Introduction To Marketing Technology Course

How to query Hadoop for getting counts

$100,000

One Hundred Thousand Dollars.

Just sitting there in plain sight – waiting to be picked up.

It is yours, if you only have the courage and wisdom to pick it up. No one is stopping you! There is no resistance.

“What is the catch?”, you may ask.

There is none really! It is an opportunity, equally available to everyone, if they only grab it! This opportunity is the skill to query Big Data to get counts.

I am a software engineer with 20 years of experience. My salary has risen steadily in steps. I can attribute every step of increase to a key skill or action. Six years ago, I decided to learn how to query Hadoop. Within a year, there was a real project with great visibility, that needed this skill. I was prepared. I ran the counts daily for a week – basically executing the same query daily, and sending the results in an email. The project was a success, I got a good performance review, and my salary increased by $20,000. That increment has stayed for last 5 years (there have been other increments, but they act on the new base of $then_salary + $20,000). So, in five years, this one skill made me $100,000, and still counting!

=======

Google search reveals that Big Data engineer salary is disproportionately high when compared to other software domains. Yet, the skill needed is closer to the skill need in Valet Parking than in automobile engineering. The engineering skills needed to build a Honda Civic or Tesla S3 need years to acquire. Yet the skills needed to park them can be picked up in a day! The weird reality is – Valet Parking is paid more than engineering for Big Data.

Today will be the day we will learn Valet Parking the Big Data.

=======

The skill you want to learn is a simple one. Continuing from yesterday’s example, suppose we have sent a few million emails, all containing a unique 1×1 invisible pixel. We are interested in knowing how many people have opened the emails so far.

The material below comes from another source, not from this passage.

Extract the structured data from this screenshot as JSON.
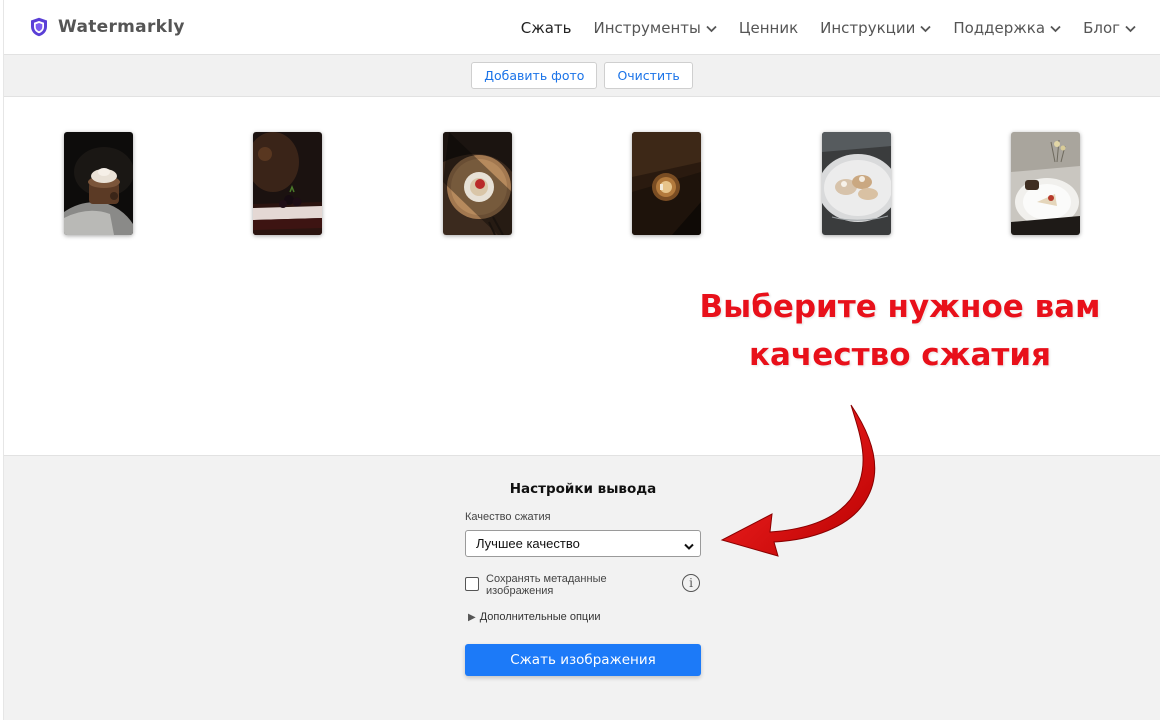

Typically, CRM companies already have the infrastructure to copy the access logs, parse them and store them on a Big Data system – be it on Amazon or Hadoop Cluster. For our purposes, we can imagine that all the data are available to us in the form of a giant spread sheet – with billions of rows and hundreds of column. And we will be using a language called Pig.

Our job, then, is to

  1. Specify which data set we will be using (LOAD statement)
  2. Which columns we are interested in (GENERATE statement)
  3. Which rows we are interested in (FILTER statement)
  4. Deduplicating (DISTINCT statement)
  5. Counting the rows (COUNT statement)
  6. Storing the results (STORE statement)

Usually, someone has already done this in that company for counting based on different criteria. So, things are even better – you actually start with a working code and recipe that you need to modify.

You need to modify just which columns you are interested in, and which rows you are interested in. The rest is as is!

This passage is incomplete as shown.